XCORE SDK
XCORE Software Development Kit
Note: Spectrum Packing

In its general form, the \(N\)-point Discrete Fourier Transform is an operation applied to a complex \(N\)-point signal \(x[n]\) to produce a complex spectrum \(X[f]\). Any spectrum \(X[f]\) which is the result of a \(N\)-point DFT has the property that \(X[f+N] = X[f]\). Thus, the complete representation of the \(N\)-point DFT of \(X[n]\) requires \(N\) complex elements.

Complex DFT and IDFT

In this library, when performing a complex DFT (e.g. using bfp_fft_forward_complex()), the spectral representation that results in a straight-forward mapping:

X[f] \(\longleftarrow X[f]\) for \(0 \le f \lt N\)

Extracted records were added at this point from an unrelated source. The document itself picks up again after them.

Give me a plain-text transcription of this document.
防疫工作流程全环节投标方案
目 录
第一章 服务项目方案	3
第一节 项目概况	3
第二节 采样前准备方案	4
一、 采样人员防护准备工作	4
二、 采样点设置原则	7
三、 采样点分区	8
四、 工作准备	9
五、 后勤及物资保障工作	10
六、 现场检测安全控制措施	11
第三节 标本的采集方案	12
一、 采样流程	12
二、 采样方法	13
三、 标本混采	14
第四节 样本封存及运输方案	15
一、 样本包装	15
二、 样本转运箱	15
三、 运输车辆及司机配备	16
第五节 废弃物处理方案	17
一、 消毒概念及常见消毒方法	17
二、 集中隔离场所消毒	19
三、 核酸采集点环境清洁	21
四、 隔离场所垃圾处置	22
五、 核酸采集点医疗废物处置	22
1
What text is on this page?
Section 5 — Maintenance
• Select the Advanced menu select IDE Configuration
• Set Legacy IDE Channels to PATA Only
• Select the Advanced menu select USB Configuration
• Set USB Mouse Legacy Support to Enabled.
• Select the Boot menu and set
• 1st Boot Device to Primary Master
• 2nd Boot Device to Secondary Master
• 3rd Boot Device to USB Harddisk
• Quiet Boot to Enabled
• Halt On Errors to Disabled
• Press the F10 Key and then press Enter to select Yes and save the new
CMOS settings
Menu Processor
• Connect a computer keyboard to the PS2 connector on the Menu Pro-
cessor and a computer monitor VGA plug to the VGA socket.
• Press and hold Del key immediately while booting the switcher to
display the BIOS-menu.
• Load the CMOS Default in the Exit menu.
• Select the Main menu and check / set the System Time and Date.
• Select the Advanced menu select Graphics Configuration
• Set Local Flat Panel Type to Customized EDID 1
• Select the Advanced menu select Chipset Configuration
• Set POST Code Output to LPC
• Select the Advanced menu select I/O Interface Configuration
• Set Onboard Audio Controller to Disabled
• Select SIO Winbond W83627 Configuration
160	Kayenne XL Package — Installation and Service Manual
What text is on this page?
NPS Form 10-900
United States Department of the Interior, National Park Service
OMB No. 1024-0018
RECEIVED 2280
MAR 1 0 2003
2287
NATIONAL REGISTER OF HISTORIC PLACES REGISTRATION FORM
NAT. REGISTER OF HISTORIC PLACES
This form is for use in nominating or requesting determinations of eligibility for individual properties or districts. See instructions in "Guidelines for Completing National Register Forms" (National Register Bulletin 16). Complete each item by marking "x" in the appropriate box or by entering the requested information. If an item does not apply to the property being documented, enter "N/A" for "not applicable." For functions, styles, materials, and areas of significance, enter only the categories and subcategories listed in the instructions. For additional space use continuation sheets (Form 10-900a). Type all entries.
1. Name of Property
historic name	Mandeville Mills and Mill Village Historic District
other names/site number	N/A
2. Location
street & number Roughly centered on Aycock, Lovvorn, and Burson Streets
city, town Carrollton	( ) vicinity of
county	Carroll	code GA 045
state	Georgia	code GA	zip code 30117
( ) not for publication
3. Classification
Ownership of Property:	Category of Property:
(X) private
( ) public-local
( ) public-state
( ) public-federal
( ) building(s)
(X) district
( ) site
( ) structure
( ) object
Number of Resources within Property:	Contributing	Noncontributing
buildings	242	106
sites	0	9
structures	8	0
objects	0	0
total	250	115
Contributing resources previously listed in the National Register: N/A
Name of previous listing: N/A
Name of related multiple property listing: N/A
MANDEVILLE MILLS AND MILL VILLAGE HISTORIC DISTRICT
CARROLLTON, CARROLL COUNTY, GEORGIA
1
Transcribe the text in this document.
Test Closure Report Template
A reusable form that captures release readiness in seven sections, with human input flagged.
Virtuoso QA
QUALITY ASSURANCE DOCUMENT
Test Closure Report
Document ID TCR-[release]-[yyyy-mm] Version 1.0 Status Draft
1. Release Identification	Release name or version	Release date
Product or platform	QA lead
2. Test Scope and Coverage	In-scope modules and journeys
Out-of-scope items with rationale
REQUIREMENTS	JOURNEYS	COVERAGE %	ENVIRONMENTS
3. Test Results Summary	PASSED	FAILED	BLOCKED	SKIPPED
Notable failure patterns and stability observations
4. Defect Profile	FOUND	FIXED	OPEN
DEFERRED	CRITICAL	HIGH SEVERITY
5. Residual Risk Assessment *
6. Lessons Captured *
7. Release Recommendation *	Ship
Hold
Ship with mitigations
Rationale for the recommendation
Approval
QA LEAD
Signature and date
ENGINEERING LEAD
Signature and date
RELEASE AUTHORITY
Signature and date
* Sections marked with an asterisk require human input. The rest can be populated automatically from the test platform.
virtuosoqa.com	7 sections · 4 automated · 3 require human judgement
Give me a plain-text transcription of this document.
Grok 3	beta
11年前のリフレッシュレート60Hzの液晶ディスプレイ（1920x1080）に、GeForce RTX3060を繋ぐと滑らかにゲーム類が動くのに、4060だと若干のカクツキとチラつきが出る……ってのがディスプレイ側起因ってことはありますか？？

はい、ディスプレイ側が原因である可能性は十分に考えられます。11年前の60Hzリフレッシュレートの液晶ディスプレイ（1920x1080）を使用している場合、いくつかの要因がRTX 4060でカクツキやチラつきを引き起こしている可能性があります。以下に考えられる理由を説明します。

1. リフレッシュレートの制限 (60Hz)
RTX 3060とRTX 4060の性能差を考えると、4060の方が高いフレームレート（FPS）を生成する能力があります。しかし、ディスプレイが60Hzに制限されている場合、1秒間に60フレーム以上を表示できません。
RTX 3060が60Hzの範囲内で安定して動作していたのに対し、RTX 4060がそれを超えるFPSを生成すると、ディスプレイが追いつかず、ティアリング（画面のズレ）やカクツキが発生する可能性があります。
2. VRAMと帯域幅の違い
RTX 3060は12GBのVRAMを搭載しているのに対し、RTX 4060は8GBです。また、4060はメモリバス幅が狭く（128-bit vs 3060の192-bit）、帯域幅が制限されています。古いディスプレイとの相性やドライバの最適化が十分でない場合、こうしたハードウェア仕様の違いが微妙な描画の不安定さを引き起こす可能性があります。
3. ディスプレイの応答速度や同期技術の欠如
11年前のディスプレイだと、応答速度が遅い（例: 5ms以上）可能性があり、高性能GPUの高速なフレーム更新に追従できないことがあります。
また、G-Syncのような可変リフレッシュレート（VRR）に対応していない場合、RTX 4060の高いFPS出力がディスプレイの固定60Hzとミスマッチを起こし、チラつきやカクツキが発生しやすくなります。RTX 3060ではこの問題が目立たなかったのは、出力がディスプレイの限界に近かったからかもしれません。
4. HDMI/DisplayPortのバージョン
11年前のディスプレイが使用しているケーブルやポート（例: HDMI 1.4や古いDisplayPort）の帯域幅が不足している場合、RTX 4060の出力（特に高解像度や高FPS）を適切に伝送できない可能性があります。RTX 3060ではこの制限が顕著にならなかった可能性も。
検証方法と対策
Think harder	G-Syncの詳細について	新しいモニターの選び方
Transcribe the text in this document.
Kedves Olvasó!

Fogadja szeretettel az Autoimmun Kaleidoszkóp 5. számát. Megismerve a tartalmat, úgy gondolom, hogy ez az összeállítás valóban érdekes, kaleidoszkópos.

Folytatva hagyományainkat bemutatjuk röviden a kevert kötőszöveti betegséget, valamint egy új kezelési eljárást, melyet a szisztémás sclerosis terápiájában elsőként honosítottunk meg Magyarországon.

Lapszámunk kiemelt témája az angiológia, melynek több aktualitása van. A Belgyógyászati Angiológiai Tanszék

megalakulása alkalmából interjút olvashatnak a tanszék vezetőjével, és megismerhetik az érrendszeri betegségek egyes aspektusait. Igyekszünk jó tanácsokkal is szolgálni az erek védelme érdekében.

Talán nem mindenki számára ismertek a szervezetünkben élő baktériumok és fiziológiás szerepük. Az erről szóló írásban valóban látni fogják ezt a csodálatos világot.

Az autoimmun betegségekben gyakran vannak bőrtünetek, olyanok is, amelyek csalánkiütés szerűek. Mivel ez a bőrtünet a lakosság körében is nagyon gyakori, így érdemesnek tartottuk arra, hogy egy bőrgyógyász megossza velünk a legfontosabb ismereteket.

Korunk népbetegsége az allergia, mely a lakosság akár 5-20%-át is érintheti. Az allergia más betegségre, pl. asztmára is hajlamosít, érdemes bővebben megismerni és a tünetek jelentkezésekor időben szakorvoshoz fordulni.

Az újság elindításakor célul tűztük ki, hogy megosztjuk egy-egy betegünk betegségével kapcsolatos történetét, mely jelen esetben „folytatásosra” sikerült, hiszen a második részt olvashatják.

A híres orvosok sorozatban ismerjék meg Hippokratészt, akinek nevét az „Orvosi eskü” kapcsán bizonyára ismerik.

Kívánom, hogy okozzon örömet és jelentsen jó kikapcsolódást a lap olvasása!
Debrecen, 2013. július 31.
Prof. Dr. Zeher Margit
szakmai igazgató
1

where X is an \(N\)-element array of complex_s32_t, where the real part of \(X[f]\) is in X[f].re and the imaginary part in X[f].im.

Likewise, when performing an \(N\)-point complex inverse DFT, that is also the representation that is expected.

Real DFT and IDFT

Oftentimes we instead wish to compute the DFT of real signals. In addition to the periodicity property ( \(X[f+N] = X[f]\)), the DFT of a real signal also has a complex conjugate symmetry such that \(X[-f] = X^*[f]\), where \(X^*[f]\) is the complex conjugate of \(X[f]\). This symmetry makes it redundant (and thus undesirable) tostore such symmetric pairs of elements. This would allow us to get away with only explicitly storing \(X[f\) for \(0 \le f \le N/2\) in \((N/2)+1\) complex elements.

Unfortunately, using such a representation has the undesirable property that the DFT of an \(N\)-point real signal cannot be computed in-place, as the representation requires more memory than we started with.

However, if we take the periodicity and complex conjugate symmetry properties together:

\[ & X[0] = X^*[0] \rightarrow Imag\{X[0]\} = 0 \\ & X[-(N/2) + N] = X[N/2] \\ & X[-N/2] = X^*[N/2] \rightarrow X[N/2] = X^*[N/2] \rightarrow Imag \{ X[N/2] \} = 0 \]

Because both \(X[0]\) and \(X[N/2]\) are guaranteed to be real, we can recover the benefit of in-place computation in our representation by packing the real part of \(X[N/2]\) into the imaginary part of \(X[0]\).

Therefore, the functions in this library that produce the spectra of real signals (such as bfp_fft_forward_mono() and bfp_fft_forward_stereo()) will pack the spectra in a slightly less straight-forward manner (as compared with the complex DFTs):

X[f] \(\longleftarrow X[f]\) for \(1 \le f \lt N/2\)

X[0] \(\longleftarrow X[0] + j X[N/2]\)

where X is an \(N/2\)-element array of complex_s32_t.

Likewise, this is the encoding expected when computing the \(N\)-point inverse DFT, such as by bfp_fft_inverse_mono() or bfp_fft_inverse_stereo().

Note
One additional note, when performing a stereo DFT or inverse DFT, so as to preserve the in-place computation of the result, the spectra of the two signals will be encoded into adjacent blocks of memory, with the second spectrum (i.e. associated with 'channel b') occupying the higher memory address.